ABC Russian: 6 Moscow train stations that are temples of art, architecture and history
Since the late 19th century Moscow has been the center of Russia’s vast railroad network, and the history of the city’s main train stations, mostly built around the turn of the 19th and 20th centuries, has been closely interwoven with that of the country’s development.
Moscow’s first train station, formerly known as Nikolayevsky in honor of Russia’s Emperor Nicholas I, symbolizes the country’s early period of rail development in the mid 19th century. At that time, a railway first connected Moscow and St Petersburg. Incidentally, this railway was built under the supervision of American engineers.
Two identical station buildings were erected in the empire’s two major cities. The station in St. Petersburg is currently known as Moskovsky. Meanwhile, the station at the other end in Moscow was completed in 1849. Trains connecting Russia’s two capitals began to operate in 1851.

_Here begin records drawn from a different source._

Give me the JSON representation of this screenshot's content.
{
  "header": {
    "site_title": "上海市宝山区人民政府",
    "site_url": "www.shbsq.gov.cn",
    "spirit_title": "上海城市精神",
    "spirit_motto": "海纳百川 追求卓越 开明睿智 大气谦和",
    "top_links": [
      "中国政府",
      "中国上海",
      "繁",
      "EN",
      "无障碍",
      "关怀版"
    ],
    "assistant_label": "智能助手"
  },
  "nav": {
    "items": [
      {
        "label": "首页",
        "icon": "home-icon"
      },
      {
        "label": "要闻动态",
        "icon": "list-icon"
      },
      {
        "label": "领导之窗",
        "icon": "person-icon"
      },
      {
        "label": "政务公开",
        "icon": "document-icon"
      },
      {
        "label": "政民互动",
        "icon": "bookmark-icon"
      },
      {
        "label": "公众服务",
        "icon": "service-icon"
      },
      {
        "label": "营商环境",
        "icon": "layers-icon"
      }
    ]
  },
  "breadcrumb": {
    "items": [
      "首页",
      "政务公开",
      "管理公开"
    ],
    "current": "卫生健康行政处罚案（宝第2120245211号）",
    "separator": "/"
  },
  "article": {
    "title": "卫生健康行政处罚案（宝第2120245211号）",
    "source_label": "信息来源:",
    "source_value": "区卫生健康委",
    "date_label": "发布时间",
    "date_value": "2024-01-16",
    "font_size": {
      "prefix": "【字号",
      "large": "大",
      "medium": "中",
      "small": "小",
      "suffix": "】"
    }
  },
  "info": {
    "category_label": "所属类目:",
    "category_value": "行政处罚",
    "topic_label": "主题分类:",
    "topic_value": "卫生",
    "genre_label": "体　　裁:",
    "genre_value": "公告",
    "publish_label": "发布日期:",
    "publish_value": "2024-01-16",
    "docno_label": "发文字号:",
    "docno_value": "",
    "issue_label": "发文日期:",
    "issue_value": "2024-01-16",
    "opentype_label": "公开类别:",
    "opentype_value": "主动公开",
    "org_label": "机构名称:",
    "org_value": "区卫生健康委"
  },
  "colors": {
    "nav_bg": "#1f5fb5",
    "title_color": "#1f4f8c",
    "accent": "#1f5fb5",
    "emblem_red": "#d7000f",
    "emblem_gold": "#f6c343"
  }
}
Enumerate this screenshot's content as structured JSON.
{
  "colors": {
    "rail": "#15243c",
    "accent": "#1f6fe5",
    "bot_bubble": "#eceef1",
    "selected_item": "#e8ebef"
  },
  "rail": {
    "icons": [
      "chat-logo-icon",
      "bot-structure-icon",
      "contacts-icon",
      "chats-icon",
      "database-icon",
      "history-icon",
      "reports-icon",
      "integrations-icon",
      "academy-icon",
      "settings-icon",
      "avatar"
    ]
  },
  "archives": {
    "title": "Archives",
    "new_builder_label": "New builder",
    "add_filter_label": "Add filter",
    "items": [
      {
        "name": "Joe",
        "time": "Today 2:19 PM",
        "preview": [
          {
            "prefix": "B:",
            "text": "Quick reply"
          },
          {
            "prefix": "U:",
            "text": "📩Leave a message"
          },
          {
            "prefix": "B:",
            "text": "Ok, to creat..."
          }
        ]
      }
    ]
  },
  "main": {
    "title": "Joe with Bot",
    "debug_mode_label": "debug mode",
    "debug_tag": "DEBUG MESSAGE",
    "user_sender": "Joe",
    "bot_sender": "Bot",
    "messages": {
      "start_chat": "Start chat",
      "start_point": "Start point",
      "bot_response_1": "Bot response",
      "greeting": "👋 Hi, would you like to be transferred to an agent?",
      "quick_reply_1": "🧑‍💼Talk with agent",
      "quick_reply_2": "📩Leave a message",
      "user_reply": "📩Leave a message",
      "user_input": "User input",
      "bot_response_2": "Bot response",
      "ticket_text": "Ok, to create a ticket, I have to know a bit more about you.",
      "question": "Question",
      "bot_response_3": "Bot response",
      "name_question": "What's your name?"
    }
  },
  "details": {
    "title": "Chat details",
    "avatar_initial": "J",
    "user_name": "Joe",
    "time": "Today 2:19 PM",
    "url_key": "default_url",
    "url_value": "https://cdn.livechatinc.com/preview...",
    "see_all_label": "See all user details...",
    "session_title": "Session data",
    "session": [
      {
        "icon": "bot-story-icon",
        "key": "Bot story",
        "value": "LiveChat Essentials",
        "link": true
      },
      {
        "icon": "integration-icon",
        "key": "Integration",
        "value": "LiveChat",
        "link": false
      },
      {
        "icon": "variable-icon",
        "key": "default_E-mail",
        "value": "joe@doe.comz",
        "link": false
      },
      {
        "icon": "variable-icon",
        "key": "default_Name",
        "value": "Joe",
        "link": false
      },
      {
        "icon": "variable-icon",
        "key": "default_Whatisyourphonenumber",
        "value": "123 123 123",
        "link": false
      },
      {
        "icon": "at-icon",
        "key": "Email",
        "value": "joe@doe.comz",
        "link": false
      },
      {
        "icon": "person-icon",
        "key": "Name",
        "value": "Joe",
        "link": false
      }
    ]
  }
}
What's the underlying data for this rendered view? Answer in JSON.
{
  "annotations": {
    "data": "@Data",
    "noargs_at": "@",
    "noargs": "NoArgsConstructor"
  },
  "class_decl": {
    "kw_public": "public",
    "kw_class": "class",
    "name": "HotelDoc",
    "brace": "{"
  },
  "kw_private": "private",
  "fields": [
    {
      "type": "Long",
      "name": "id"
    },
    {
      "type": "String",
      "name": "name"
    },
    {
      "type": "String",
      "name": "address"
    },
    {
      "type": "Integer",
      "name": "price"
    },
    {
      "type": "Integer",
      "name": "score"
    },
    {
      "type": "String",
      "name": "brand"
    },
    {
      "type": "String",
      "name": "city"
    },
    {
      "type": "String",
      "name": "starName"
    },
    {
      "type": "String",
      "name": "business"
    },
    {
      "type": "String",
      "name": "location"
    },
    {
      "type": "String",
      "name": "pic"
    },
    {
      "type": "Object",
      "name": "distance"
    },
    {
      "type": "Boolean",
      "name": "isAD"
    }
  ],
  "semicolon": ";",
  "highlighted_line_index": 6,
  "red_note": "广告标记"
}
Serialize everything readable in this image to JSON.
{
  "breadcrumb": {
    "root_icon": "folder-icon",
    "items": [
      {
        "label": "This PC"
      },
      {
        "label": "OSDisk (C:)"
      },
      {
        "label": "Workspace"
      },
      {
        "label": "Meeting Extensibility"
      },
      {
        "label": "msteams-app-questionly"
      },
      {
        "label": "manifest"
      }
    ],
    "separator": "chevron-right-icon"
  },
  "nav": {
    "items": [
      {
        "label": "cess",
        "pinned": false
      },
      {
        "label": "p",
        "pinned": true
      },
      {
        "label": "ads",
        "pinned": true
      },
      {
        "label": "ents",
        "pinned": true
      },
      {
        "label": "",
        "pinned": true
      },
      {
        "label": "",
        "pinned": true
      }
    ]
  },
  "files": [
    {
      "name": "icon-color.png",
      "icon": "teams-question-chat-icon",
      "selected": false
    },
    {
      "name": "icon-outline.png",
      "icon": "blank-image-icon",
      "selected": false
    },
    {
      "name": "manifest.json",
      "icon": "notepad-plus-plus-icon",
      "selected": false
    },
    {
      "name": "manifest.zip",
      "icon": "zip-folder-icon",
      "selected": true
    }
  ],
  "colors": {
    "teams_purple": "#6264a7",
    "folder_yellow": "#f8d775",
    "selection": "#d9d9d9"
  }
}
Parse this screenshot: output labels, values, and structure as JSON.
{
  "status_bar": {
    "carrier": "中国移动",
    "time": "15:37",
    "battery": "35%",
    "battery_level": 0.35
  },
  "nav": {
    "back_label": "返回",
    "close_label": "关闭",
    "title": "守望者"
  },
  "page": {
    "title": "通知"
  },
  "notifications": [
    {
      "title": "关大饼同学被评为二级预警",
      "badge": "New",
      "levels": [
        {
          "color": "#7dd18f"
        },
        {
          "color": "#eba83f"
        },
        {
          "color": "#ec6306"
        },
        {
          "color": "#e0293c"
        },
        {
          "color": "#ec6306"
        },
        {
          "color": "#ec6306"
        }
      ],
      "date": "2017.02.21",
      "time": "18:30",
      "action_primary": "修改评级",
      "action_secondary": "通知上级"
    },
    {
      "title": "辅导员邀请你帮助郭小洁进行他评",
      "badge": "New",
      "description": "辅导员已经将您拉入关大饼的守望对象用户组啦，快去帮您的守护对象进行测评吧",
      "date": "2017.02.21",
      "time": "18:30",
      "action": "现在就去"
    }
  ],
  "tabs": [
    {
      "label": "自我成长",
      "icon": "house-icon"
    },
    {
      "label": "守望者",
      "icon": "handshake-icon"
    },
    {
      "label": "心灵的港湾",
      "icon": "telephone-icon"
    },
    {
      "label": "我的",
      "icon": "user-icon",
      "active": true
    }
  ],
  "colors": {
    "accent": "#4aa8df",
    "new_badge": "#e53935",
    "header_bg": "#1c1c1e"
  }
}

In the mid-2000s, Russian Railways, the national railway company, announced that the station would be returned its original name, Nikolayevsky, but nothing came out of the idea, and the station is still known as Leningradsky.
The site of the Yaroslavsky Train Station was once home to the Artillery Court – a weapons factory and warehouse. During the 1812 war against Napoleon’s army, it burned down due to explosions caused by stored ammunition.
The first building of the Yaroslavsky (then Troitsky) appeared in 1862 and originally served a short stretch of railway between Moscow and Sergiev Posad. As the railway was expanded further north, the station was given the name Severny (Northern), but was renamed back to Yaroslavsky in 1955. A new building was erected in 1904, designed by famous architect Fyodor Shekhtel in a style inspired by medieval Russian architecture.
Incidentally, several people involved in the construction of both the railway and the station had connections to Russian literature. Engineer Fyodor Chizhov, who oversaw the project, was also Nikolai Gogol’s editor and executor of his will. One of the company’s main shareholders financing construction was Andrei Delvig, a nephew of poet Anton Delvig.